Do Stock Allocations of 120 Percent or of a Negative 20 Percent Ever Make (Hypothetical) Sense? The point of all of the investing materials at this site is that the idea advanced so relentlessly by Buy-and-Holders that market timing (price discipline!) is not required for all investors is dangerous nonsense. The Investor’s Scenario Surfer makes the point in a compelling way by generating realistic stock returns for a 30-year time-period one year at a time and letting the user of the calculator make a decision after each year as to whether he wants to stick with the same stock allocation or change his allocation to something more appropriate to the new valuation environment. The calculator reports the returns obtained by Buy-and-Hold portfolios using a 20 percent stock allocation, a 50 percent stock allocation and an 80 percent stock allocation so that the user can see with his own eyes how much of a difference it makes in the long term to engage in intelligent market timing.
Unfortunately, there are limits to how much you can benefit from the market timing concept. The Surfer does not permit you to choose stock allocations of greater than 100 percent (which would require borrowing to buy stocks) or of less than 0 percent (which would require going short on the market). The Extreme Allocation Speculator is the same calculator with these options added to the mix. It permits the user to choose a stock allocation as high as 120 percent or as low as a negative 20 percent.
Please understand that I do not endorse the use of such extreme options. I would not use them myself and I would not urge anyone else to use them. I view extreme options as dangerous.

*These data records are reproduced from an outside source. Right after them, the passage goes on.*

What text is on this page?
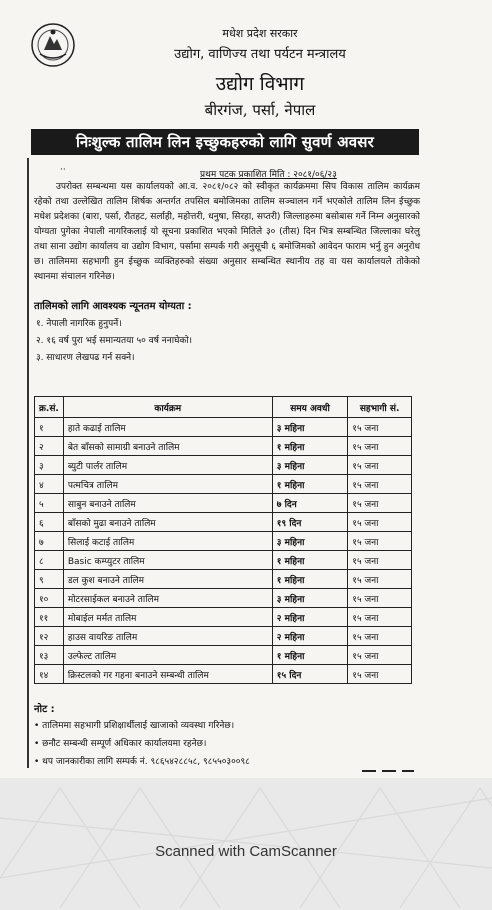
मधेश प्रदेश सरकार
उद्योग, वाणिज्य तथा पर्यटन मन्त्रालय
उद्योग विभाग
बीरगंज, पर्सा, नेपाल
निःशुल्क तालिम लिन इच्छुकहरुको लागि सुवर्ण अवसर
··	प्रथम पटक प्रकाशित मिति : २०८१/०६/२३
उपरोक्त सम्बन्धमा यस कार्यालयको आ.व. २०८१/०८२ को स्वीकृत कार्यक्रममा सिप विकास तालिम कार्यक्रम रहेको तथा उल्लेखित तालिम शिर्षक अन्तर्गत तपसिल बमोजिमका तालिम सञ्चालन गर्ने भएकोले तालिम लिन ईच्छुक मधेश प्रदेशका (बारा, पर्सा, रौतहट, सर्लाही, महोत्तरी, धनुषा, सिरहा, सप्तरी) जिल्लाहरुमा बसोबास गर्ने निम्न अनुसारको योग्यता पुगेका नेपाली नागरिकलाई यो सूचना प्रकाशित भएको मितिले ३० (तीस) दिन भित्र सम्बन्धित जिल्लाका घरेलु तथा साना उद्योग कार्यालय वा उद्योग विभाग, पर्सामा सम्पर्क गरी अनुसूची ६ बमोजिमको आवेदन फाराम भर्नु हुन अनुरोध छ। तालिममा सहभागी हुन ईच्छुक व्यक्तिहरुको संख्या अनुसार सम्बन्धित स्थानीय तह वा यस कार्यालयले तोकेको स्थानमा संचालन गरिनेछ।
तालिमको लागि आवश्यक न्यूनतम योग्यता :
१. नेपाली नागरिक हुनुपर्ने।
२. १६ वर्ष पुरा भई समान्यतया ५० वर्ष ननाघेको।
३. साधारण लेखपढ गर्न सक्ने।
क्र.सं.	कार्यक्रम	समय अवधी	सहभागी सं.
१	हाते कढाई तालिम	३ महिना	१५ जना
२	बेत बाँसको सामाग्री बनाउने तालिम	१ महिना	१५ जना
३	ब्युटी पार्लर तालिम	३ महिना	१५ जना
४	पत्मचित्र तालिम	१ महिना	१५ जना
५	साबुन बनाउने तालिम	७ दिन	१५ जना
६	बाँसको मुढा बनाउने तालिम	१९ दिन	१५ जना
७	सिलाई कटाई तालिम	३ महिना	१५ जना
८	Basic कम्प्युटर तालिम	१ महिना	१५ जना
९	डल कुश बनाउने तालिम	१ महिना	१५ जना
१०	मोटरसाईकल बनाउने तालिम	३ महिना	१५ जना
११	मोबाईल मर्मत तालिम	२ महिना	१५ जना
१२	हाउस वायरिङ तालिम	२ महिना	१५ जना
१३	उल्फेल्ट तालिम	१ महिना	१५ जना
१४	क्रिस्टलको गर गहना बनाउने सम्बन्धी तालिम	१५ दिन	१५ जना
नोट :
• तालिममा सहभागी प्रशिक्षार्थीलाई खाजाको व्यवस्था गरिनेछ।
• छनौट सम्बन्धी सम्पूर्ण अधिकार कार्यालयमा रहनेछ।
• थप जानकारीका लागि सम्पर्क नं. ९८६५४२८८५८, ९८५५०३००९८
Scanned with CamScanner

So why develop a calculator that permits you to make use of them? As a learning tool. The Scenario Surfer shows the benefits of market timing in a compelling way. But the full reality is that valuation-informed market timing would be an even more powerful tool if such extreme allocation choices could be employed. They can’t – or at least they shouldn’t. Promise me that you will not make use of extreme allocation choices in real life. That said, please feel free to use the calculator to examine the possibilities in a hypothetical, speculative manner.
If market timing were a bad thing, it would offer super bad results when used in an extreme manner. The idea behind this calculator is to explore how extreme allocation choices would perform in a world in which they weren’t so dangerous for the purpose of seeing just how important it is to purchase stocks in the same manner (paying attention to price) as you purchase everything else you buy in this consumer wonderland of ours.